Virus - Respiratory Infections

Scientists on the Florida campus of The Scripps Research Institute (TSRI) in America have developed new opioid pain relievers that reduce pain on a par with morphine but do not slow or stop breathing, the cause of opiate overdose.

The research outlines a method for making safer opioid painkillers, which is important because, according to the U.S. Centers for Disease Control and Prevention, 91 Americans die every day from opioid overdoses. The deaths are caused when opiates like oxycontin, heroin and fentanyl slow and eventually stop a person’s breathing.

Study leader TSRI Professor Laura M. Bohn, Ph.D., said the research shows that a range of compounds can block pain without affecting respiration.

The study builds on two decades of research by Prof Bohn and her colleagues, who have questioned whether the painkilling pathway, called the G protein pathway, could be separated from the breathing suppression pathway, called the beta-arrestin pathway.

Prof Bohn said: “One of the questions we had was how good we can get at separating out the pathways, and how much separation do we need to see analgesia without respiratory suppression.”

For the study, she worked closely with TSRI chemist Thomas Bannister, Ph.D, to develop new potential drug molecules; they then adapted their chemical structures to systematically vary the ‘bias’ between the two pathways—G protein signaling and beta-arrestin recruitment.

The group have developed more than 500 compounds in the past six years and found more than 60 that showed bias between signalling assays. They selected six compounds to represent a wide range in the degree of bias from those that preferred barrestin2 recruitment to those that almost exclusively preferred G protein signalling.

The researchers found that the new compounds could enter the brain and all of the compounds were as potent, if not more so, than morphine.

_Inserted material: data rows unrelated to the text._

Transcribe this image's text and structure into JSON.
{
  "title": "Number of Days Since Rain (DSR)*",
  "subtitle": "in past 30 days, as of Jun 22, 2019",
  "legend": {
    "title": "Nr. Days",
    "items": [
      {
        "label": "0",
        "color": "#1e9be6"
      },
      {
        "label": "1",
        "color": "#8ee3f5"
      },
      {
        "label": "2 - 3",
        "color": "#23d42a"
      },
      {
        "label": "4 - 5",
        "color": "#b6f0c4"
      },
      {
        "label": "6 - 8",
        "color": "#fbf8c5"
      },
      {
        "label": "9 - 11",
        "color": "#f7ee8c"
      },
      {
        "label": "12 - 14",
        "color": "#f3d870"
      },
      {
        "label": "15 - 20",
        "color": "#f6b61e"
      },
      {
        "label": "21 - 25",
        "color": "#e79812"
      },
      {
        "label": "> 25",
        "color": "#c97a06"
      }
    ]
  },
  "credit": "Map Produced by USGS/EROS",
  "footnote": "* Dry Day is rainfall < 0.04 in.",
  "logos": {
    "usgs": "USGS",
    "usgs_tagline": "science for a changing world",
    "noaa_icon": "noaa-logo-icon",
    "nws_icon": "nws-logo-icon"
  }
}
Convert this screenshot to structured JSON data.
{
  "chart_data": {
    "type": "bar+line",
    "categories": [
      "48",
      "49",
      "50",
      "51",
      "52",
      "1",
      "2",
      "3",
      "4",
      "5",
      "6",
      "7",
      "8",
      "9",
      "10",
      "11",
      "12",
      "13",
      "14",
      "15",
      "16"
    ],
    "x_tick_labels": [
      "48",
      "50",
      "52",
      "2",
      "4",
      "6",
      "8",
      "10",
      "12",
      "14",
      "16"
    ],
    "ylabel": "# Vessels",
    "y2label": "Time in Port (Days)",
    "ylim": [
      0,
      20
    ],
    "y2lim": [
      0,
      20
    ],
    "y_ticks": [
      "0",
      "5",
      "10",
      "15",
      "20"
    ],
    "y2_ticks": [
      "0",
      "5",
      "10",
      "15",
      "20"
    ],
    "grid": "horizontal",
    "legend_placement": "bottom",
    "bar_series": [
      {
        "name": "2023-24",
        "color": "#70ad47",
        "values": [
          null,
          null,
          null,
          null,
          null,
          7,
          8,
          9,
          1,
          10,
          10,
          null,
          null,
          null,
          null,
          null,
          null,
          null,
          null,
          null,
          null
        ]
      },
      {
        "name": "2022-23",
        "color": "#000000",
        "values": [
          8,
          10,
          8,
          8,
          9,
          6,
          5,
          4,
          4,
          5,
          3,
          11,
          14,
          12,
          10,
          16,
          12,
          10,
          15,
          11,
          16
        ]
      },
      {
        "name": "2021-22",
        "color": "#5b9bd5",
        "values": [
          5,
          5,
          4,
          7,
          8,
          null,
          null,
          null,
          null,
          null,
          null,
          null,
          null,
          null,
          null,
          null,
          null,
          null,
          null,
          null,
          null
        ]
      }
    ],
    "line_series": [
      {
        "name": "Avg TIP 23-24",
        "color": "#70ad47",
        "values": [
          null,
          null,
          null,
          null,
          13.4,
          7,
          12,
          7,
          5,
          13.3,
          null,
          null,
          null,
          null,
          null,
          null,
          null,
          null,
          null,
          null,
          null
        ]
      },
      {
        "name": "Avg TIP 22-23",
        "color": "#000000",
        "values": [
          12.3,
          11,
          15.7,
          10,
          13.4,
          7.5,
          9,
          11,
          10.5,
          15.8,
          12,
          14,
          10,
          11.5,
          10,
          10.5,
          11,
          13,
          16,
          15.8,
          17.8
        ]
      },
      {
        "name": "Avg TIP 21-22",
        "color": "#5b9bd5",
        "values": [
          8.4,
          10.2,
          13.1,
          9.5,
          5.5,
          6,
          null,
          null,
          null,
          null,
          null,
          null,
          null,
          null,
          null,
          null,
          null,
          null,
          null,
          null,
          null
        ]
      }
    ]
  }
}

Prof Bohn said: “I think what we have done here is shown that bias isn’t all or none—that there is a spectrum.”

The findings suggest an opportunity to expand the range of doses at which a drug may be administered safely, she said.

The results today are the culmination of work by TSRI scientists including Cullen Schmid, Ph.D., Nicole Kennedy, Ph.D., and Michael Cameron, Ph.D., as well as former members of the research lab: Jenny Morgenweck, Ph.D., Zhizhou Yue, Ph.D., Kim Lovell, Ph.D. and Nicolette Ross, Ph.D. The work was funded by the National Institute on Drug Abuse of the National Institutes of Health.